By investing in a ‘fabric-based network’ – one that helps multiple, discrete and secure virtual networks to run seamlessly – the stock exchange can automate most management tasks, fortify itself against rogue activity and support more sophisticated applications. This is because fabric technology can integrate thousands of connected devices and diverse elements while keeping network traffic separate, which makes it easier for administrators to manage the network while reducing the potential impact of a breach.

Evolving technologies need to be approached with change-management skills, accountability and specific targets, but this also needs a deeper understanding of technologies in question

Just like any other strategy put in place by banks, evolving technologies need to be approached with change-management skills, accountability and specific targets. But this also needs a deeper understanding of the technologies in question.

Let’s look at AI. A short while ago, banks were experimenting with using AI and large sets of customer data to improve the banking experience by personalising offerings, not fully realising that the “emotional” element of money and money-related decisions makes using predictive analytics more complex than in retail or logistics.

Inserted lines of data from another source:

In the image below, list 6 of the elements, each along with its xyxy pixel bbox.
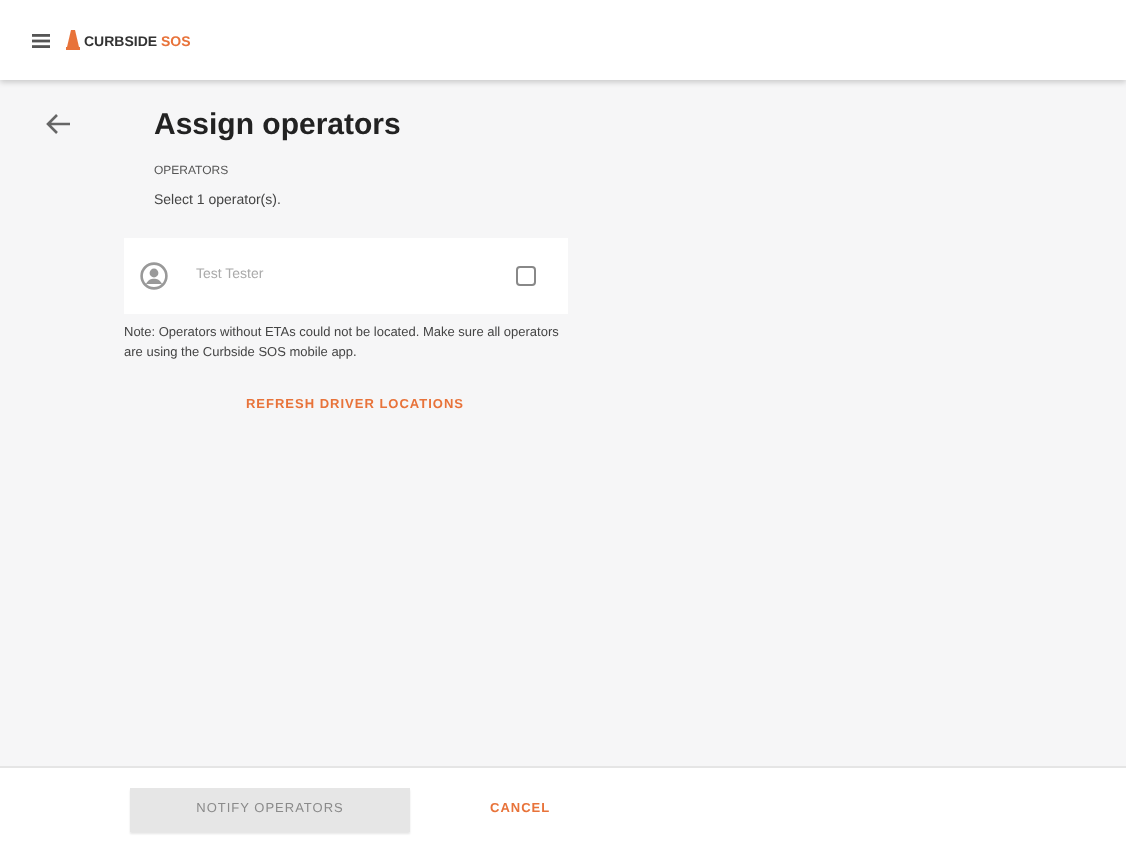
checkbox[interactable] [516,266,536,287]
page-title: Assign operators [154,108,403,146]
menu-icon[interactable] [32,33,50,47]
person-icon [140,262,168,291]
traffic-cone-icon [66,30,80,50]
back-arrow-icon[interactable] [44,112,72,136]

Yet, AI can and should be used by banks in other ways such as to detect fraud. If used appropriately, AI could add between $200 billion and $340 billion in value to the sector, according to a 2023 report by McKinsey & Co.

As technologies change rapidly, innovative banks and other financial institutions will need guidance and awareness as they move forward. By implementing an easy-to-control network infrastructure, organisations can adopt technologies such AI while keeping mission-critical data and applications segmented from other parts of the network. This would enable them to test and roll out new changes without affecting daily operations.

Once financial institutions have the correct infrastructure strategy in place for their technology roadmap, execution will require the right talent and capabilities. The workforce of the future is clearly changing, which means the sector needs to decide on either upskilling existing professionals or investing in new capabilities, internally and externally.

The rise of generative AI and a growing number of customers and innovators who are dependent on digital technologies means that the traditional financial services era as we know it will change. Yet, given that the very nature of finance and banking is rooted in a risk-conscious culture and the need for stability, the sector will have to navigate those changes in a very different manner than other industries. It cannot and should not rush to adopt new technologies and trends merely because they work for other sectors.

By understanding technologies, however, and building up capabilities and infrastructure, as well as working with the right partners, banks can reap benefits while also preparing for the future. There are vast opportunities on the horizon and this decade will be challenging, but ultimately worth it. I, for one, am excited by what the future holds for this age-old sector.